I’m troubled by his claims here. Why? I agree with them to some extent, but I disagree with the overemphasis on the individual and their existential crisis. I don’t think that we tell stories just (or primarily) to continue ourselves and to comfort us in the face of our impending death. Personally, I wouldn’t want to live forever. My (sometimes urgent) need to tell stories comes from a strong sense of responsibility that I feel to pass on the stories that I know/that I’ve heard and to give an account of who I am and what I experience. Of course this need springs partially from a desire to have my own voice heard and to leave a trace after I’ve died, but it also, and more importantly, comes from a recognition that I am a self in community and beside generations of others.

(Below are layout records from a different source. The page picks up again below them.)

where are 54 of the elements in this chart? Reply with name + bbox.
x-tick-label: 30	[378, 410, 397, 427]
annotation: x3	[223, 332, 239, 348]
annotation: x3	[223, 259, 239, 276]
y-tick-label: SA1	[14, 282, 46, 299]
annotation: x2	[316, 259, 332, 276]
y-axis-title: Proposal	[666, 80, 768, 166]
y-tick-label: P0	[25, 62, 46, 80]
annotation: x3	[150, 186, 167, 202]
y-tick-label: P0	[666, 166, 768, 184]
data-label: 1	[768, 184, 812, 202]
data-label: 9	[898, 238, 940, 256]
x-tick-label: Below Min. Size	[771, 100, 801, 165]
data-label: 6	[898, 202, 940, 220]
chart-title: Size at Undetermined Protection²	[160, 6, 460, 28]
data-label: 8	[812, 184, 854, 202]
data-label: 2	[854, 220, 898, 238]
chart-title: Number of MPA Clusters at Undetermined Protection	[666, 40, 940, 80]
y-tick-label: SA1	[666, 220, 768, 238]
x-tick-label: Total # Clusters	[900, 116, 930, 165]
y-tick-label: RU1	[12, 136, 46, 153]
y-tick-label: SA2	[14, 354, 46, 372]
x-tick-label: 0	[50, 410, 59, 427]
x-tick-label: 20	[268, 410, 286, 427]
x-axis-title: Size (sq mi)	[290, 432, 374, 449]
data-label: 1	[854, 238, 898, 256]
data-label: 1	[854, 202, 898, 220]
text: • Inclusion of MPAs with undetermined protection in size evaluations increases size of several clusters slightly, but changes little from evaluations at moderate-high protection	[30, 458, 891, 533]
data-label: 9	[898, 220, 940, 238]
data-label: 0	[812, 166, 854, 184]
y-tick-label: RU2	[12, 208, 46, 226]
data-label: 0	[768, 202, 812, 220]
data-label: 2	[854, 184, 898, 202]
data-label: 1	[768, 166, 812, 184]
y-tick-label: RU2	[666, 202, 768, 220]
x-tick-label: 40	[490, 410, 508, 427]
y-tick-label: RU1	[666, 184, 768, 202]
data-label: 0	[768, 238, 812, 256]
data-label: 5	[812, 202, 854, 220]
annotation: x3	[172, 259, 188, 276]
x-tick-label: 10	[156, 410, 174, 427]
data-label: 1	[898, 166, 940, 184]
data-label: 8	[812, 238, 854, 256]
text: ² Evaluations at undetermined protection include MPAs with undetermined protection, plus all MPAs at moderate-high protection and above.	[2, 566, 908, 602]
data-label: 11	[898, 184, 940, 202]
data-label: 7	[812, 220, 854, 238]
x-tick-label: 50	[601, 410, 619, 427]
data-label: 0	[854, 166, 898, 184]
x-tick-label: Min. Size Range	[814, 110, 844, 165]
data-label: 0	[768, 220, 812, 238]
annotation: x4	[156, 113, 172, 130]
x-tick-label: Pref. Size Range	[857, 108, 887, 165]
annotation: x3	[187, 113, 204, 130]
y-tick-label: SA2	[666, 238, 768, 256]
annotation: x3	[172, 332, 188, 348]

As I write these lines, I’m reminded of the second farm film that I created (along with STA) about the Puotinen women as storytellers. In that video, I used Trinh T. Minh-ha’s “Grandma’s Stories,” a chapter from Woman, Native, Other, to frame the various stories. Here’s the passage from Trinh’s essay that I used to introduce me as one of the Puotinen storytellers:
Burns offers a compelling vision of the storyteller, but it is about the Storyteller-as-Self with a capital S who skillfully crafts narratives (that lie and manipulate in hopefully productive, meaningful and complicated ways, says Burns in the video) that convince us that it’s okay to die. I want to imagine the storyteller as a different sort of self who crafts stories that provide comfort and meaning to more themselves, but to and with their communities. And who shares stories that aren’t aimed at dealing with impending death, but with finding ways to help us make sense of and (hopefully) flourish in our lives.